Poetry and Profanity, Harry Potter Play Release, and More

by
Staff
7.29.16

Every day Poets & Writers Magazine scans the headlines—from publishing reports to academic announcements to literary dispatches—for all the news that creative writers need to know. Here are today’s stories:

“Am I funny? Writing gives me no happiness. I’ve said this before.” At Vice, fiction writer Joy Williams talks about the various dark and humorous approaches to religion in her latest story collection, Ninety-Nine Stories of God, out now from Tin House.

“The social personality is really irrelevant to what makes the writer. When you’re in isolation, in quiet, often in the middle of the night, away from the exigencies of life, which you can never escape from for very long, that is when your mind is freest and most on fire.” Cynthia Ozick meditates on criticism, life versus literature, and the essay. (Los Angeles Times)

Bookstores across the world will host release parties this Saturday night for the publication of Jack Thorne and J. K. Rowling’s play, Harry Potter and the Cursed Child. The play, which picks up the tale of Rowling’s famous boy wizard nineteen years after the events of the last novel, has premiered to positive reviews in London. (Guardian)

“Poetry is a very oral art. It is meant to be read as though you are speaking it out loud to yourself. That is where the fun is. It does not make a difference whether the profanity is being used to express anger or playfulness, for profanity, when used, is always being a little disruptive to the norms of poetry. That’s the poetic value.” Scholar Michael Adams muses on the current golden age of profanity, and how it relates to poetry. (Boston Globe)

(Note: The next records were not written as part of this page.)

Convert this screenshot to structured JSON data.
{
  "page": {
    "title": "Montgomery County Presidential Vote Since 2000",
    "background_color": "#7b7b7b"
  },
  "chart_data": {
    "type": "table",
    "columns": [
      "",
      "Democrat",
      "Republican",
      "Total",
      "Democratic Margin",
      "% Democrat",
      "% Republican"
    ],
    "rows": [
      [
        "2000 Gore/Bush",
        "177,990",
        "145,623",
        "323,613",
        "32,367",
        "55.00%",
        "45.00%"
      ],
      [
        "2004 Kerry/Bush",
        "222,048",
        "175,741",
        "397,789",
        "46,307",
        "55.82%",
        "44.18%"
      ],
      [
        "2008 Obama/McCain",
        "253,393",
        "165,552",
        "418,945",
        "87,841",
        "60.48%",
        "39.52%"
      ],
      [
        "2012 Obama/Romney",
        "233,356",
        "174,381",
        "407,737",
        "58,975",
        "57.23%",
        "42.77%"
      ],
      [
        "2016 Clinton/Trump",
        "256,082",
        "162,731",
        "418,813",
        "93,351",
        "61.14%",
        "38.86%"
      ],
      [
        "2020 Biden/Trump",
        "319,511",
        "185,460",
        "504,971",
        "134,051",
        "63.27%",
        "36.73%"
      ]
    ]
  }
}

Dictionary.com has added three hundred new entries this month including “woke,” “Pokemon,” “d-bag,” and “cisgender.” To help determine which words should be added each year, the website’s editorial staff analyzes what words are looked up most frequently. (TIME)

As part of its effort to digitize and make public its eighty thousand documents, the Vatican Apostolic Library has digitized an illustrated portion of Virgil’s epic poem The Aeneid that is sixteen hundred years old. (Guardian)

“Most of the talk about diverse voices not being included in literature revolves around what the white-dominated publishing industry isn’t doing. I’m personally way more concerned that our parents’ generation actively discourages artistic pursuits, and that tomorrow’s Asian American writers are being pressured into becoming doctors, lawyers, and bankers instead.” At the Margins, Leland Cheuk talks with fellow debut novelist YiShun Lai about writing endings, grappling with Asian American stereotypes, and the future of Asian American literature.

Audiobooks are on the rise, with a 21 percent increase in sales in 2015 from the previous year. Publishers are taking note and expanding their audiobook catalogue, as well as releasing more audiobooks performed by celebrities. (Wall Street Journal)

Publishers Weekly looks ahead to the most anticipated books of Fall 2016, selected from a group of more than fourteen thousand titles.